Argentina labor union strike leads to stoppage of public transportation services News
Argentina labor union strike leads to stoppage of public transportation services

Argentina’s main labor unions held a 24-hour general strike of bus, train, subway, and airplane services on Thursday to express their discontent with President Javier Milei’s austerity policies. The strike led to the shutdown of transportation services and the emptying of streets as millions of workers joined the stoppage.

The call for the strike was made by the General Confederation of Labor, the Argentine Workers’ Central Union (CTA), and the Autonomous CTA. The three major labor confederations in Argentina stated the strike was “in defense of democracy, labor rights, and a living wage.” Their joint statement read:

We are facing a national government that promotes the removal of labor and social rights, redefining the role of the state by closing and minimizing to its smallest expression important departments and institutions that provide assistance to our population, thus generating hundreds of thousands of layoffs of public servants. It decrees the paralysis of public works, generating enormous unemployment. It carries out a brutal defunding of social security, public health; universities, education, science, and culture, endangering the lives of our elders and the general population, directly affecting the educational quality, the research capacity of the country, and our cultural identity. It promotes dangerous policies of privatization of public companies and the surrender of the resources of the national heritage.

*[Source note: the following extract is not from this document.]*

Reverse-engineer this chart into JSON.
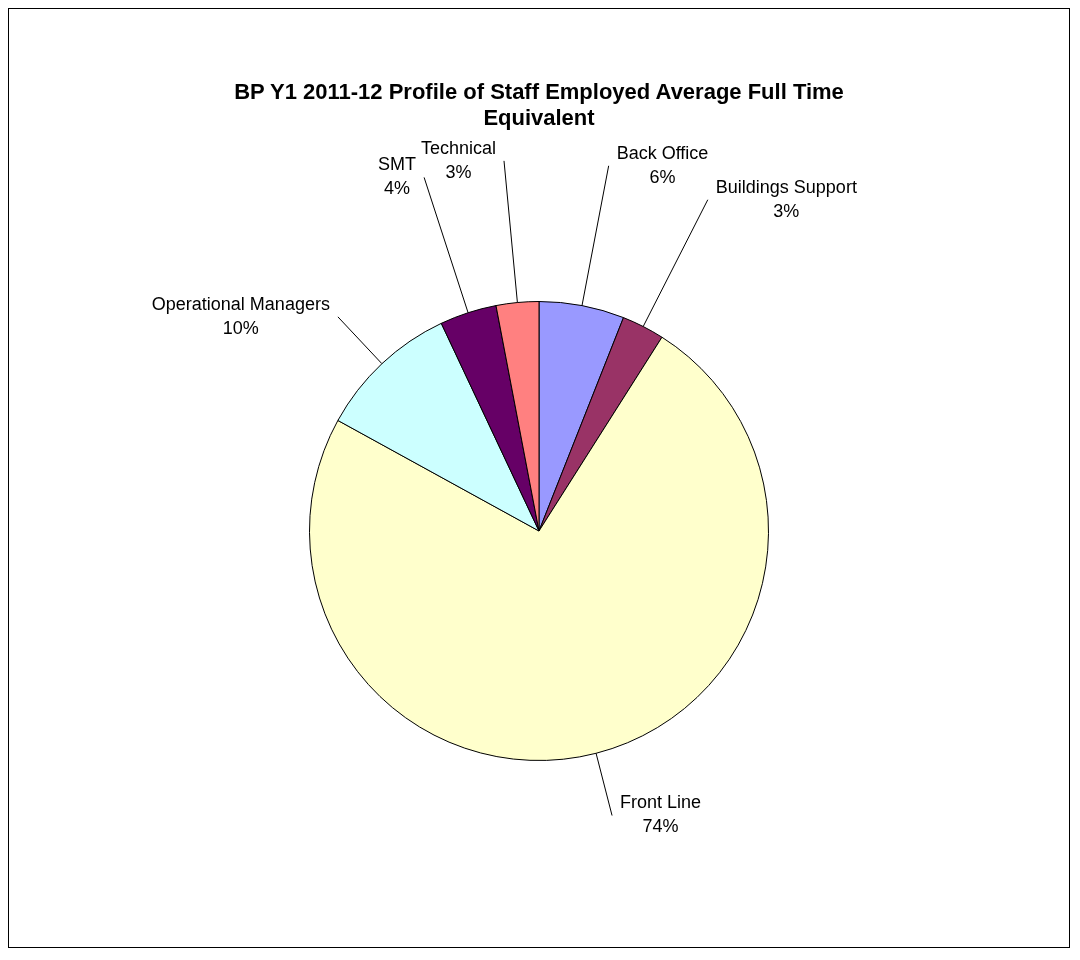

The protests arose to question the controversial Decree 70/2023, which modifies various articles of legislation such as the elimination of labor norms for establishments of up to five workers or the fines for lack of worker registration and the replacement of severance pay by a termination fund. According to workers, the mobilization was convened in reaction to the approval of the “Bases and Starting Points for the Liberty of Argentines” project by the chamber of deputies after it had originally been disapproved. The project is part of Milei’s reform, next to Decree 70/2023, and now goes to the Senate.

On the same day of the strike, the National Labor Court confirmed the provisional measure issued in January that suspends the application of the provisions of the labor chapter of Decree 70/2023.

In response to the strike, the presidential spokesperson stated that “it was the weakest strike in history” and that it sought to keep Argentina “on a path of servitude.” Subsequently, President Milei posted a photo on his Instagram account with the message “I do not stop” in reference to the strike.

Thursday’s strike is the second general strike called by the major labor unions in Argentina. The first general strike against Milei’s austerity measures took place in January, leading to the participation of millions of Argentine workers.